By the way, there have been at least a few high-profile cases of Amazon employees, consultants, and lawyers being arrested as a result of theft of these internal reports.

What Is Amazon Able To Do?

For the most part, Amazon is a victim of its own success. It has given tens of thousands of business owners a platform to succeed financially. And inevitably, a wave of malign actors follows that rush of money and opportunity.

I believe that Amazon could take the following several concrete steps to assist in the eradication of many of the issues covered in this article:

  1. Give Brand Registered sellers who encounter a high percentage of counterfeit sellers more frequent access to brand-gating.
  2. To close the gap in the black market for stolen reports, provide sellers with more information about search history and product performance. Although Amazon has launched programs like Product Opportunity Explorer, there is still a dearth of data.
  3. Don't permit listing contributions from anyone other than the product owners who are Brand Registered.
  4. Continue to actively pursue legal action against sellers engaging in unlawful activity (through private lawsuits as well as cooperation with local law enforcement).
  5. Better inform Chinese sellers about Amazon's regulations and policies through their already extensive conferences and seller training programs.
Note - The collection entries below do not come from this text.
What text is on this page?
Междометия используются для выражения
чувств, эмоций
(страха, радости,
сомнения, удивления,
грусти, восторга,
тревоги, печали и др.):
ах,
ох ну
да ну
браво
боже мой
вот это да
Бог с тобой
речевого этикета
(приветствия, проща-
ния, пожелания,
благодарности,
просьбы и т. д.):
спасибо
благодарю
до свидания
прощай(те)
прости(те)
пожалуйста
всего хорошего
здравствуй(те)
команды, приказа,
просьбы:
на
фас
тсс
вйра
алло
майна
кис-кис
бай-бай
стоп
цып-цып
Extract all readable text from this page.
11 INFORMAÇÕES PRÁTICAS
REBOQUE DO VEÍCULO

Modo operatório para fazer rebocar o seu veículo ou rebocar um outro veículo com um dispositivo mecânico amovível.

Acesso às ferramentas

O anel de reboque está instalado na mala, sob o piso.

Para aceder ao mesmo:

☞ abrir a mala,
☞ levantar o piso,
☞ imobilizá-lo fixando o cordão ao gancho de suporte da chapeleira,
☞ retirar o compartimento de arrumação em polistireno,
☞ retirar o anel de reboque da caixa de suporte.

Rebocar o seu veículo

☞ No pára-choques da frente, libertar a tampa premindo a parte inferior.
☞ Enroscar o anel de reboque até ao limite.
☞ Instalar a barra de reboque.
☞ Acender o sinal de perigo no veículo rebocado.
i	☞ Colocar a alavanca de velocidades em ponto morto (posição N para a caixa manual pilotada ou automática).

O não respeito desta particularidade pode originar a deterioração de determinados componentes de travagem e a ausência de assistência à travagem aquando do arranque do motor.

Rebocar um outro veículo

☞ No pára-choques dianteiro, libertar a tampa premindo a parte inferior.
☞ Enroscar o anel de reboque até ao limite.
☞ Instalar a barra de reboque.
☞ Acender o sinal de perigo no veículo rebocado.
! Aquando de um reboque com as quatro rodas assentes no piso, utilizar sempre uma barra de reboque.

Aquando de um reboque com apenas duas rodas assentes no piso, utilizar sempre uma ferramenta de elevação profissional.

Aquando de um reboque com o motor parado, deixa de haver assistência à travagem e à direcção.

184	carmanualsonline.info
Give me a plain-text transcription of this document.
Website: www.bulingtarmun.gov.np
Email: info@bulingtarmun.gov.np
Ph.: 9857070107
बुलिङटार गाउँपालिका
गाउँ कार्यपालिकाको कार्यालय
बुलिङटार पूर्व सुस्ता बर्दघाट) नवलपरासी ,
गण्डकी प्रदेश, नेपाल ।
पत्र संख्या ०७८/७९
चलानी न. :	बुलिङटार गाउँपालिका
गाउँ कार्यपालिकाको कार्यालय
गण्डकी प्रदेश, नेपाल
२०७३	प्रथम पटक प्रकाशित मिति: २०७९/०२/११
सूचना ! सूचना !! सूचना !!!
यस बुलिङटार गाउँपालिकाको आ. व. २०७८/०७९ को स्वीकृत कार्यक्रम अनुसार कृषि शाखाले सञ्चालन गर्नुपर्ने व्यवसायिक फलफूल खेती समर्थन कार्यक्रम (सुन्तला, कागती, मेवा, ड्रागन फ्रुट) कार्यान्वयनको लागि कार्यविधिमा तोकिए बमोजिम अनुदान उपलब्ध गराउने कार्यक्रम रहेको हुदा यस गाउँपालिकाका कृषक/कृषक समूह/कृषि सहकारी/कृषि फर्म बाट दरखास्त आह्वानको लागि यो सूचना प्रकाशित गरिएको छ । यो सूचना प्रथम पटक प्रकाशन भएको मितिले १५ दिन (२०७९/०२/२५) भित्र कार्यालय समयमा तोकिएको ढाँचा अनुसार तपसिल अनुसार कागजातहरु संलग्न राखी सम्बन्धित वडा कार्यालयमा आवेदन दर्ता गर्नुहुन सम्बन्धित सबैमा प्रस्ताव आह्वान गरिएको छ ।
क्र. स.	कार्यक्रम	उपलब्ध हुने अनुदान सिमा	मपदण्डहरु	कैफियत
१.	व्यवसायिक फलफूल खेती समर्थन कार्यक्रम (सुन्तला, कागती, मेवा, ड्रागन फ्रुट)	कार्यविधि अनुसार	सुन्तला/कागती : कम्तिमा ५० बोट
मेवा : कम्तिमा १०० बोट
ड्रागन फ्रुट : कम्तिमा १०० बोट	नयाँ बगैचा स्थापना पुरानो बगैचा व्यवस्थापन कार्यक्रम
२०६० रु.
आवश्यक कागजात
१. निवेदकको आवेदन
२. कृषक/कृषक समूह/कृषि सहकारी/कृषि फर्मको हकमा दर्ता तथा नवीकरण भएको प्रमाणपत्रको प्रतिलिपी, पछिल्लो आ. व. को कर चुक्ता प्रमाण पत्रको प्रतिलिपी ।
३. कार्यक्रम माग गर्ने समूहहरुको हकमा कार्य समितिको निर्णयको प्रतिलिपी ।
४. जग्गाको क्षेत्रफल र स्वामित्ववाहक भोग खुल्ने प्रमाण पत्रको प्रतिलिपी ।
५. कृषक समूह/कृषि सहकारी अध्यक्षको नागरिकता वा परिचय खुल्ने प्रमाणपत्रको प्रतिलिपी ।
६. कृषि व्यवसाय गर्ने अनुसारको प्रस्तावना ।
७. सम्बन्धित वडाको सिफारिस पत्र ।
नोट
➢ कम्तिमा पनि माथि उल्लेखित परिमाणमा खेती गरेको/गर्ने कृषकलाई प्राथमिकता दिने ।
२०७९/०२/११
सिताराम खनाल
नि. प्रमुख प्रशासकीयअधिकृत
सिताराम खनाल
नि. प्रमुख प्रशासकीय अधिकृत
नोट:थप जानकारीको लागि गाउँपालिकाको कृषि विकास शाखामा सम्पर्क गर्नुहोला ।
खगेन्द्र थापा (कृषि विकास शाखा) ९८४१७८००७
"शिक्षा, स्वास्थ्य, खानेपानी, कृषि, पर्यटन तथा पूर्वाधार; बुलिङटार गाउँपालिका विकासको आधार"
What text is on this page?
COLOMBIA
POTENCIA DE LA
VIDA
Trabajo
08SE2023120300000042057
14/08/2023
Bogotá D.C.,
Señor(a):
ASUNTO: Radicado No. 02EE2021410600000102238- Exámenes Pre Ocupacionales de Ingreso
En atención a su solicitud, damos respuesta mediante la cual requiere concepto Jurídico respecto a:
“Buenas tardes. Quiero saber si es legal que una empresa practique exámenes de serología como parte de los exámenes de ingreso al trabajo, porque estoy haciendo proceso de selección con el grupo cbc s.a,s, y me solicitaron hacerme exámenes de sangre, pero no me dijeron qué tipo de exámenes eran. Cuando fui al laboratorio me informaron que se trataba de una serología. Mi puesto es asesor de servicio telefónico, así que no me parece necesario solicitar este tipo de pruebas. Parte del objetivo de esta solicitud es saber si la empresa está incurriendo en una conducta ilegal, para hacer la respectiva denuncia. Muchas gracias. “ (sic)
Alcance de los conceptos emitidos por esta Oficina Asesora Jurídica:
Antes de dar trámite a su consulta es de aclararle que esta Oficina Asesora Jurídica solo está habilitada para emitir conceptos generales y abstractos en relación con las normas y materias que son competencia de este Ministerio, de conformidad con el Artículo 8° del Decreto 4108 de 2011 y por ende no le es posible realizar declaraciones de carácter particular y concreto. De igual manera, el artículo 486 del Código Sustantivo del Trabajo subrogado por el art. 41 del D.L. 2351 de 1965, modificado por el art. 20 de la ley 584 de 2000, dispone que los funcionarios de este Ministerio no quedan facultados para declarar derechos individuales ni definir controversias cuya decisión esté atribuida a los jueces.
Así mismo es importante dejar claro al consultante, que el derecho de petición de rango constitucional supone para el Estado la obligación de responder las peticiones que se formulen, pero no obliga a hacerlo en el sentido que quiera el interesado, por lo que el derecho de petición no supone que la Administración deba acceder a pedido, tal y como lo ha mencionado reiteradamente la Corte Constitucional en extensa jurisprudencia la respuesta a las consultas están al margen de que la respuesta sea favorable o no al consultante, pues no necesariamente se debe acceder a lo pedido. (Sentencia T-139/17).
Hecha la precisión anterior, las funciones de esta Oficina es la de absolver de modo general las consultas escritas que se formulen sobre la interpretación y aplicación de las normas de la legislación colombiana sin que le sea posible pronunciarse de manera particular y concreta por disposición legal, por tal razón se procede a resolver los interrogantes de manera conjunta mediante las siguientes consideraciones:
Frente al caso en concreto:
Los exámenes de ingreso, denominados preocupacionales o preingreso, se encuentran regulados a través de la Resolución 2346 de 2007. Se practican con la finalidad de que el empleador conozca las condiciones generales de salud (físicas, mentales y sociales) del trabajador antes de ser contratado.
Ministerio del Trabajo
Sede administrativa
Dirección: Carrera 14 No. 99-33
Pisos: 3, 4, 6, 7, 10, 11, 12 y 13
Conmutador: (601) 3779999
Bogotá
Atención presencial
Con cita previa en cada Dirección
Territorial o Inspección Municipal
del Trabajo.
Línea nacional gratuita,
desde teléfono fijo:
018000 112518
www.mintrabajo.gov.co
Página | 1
These are some reasonably simple actions that could be taken to improve the customer experience as well as level the playing field for non-Chinese sellers.


It's crucial to note at this point that Chinese sellers are not the only ones using Amazon for gaming. Anybody who has been an Amazon seller for any length of time knows that sellers who use dubious marketing strategies have a variety of passports.

Many of them from almost every continent in the world that I have personally met. "Most [Chinese] sellers I know just want to build a real, defensible brand," stressed Zach Franklin. They're experimenting with Facebook, Adwords, influencer marketing, and a real presence off of Amazon in addition to hiring better copywriters and designers. They work from 9 am to 9 pm, six days a week, because they want to complete tasks correctly.

It appears that Amazon lets almost any kind of selling strategy go unnoticed until a barrage of bad news hits that puts its profits in jeopardy. According to what a Chinese service provider told me, Amazon ignores employee data leaks that reveal competitor information. It causes them no harm.

Amazon claims to be the "World's Most Customer-Centric Company," but this is frequently at the expense of its merchant partners. Customers' interests and sellers' interests, however, are frequently in line. Customers and well-behaved sellers are not helped by dishonest sellers who use phony reviews and sell fake goods.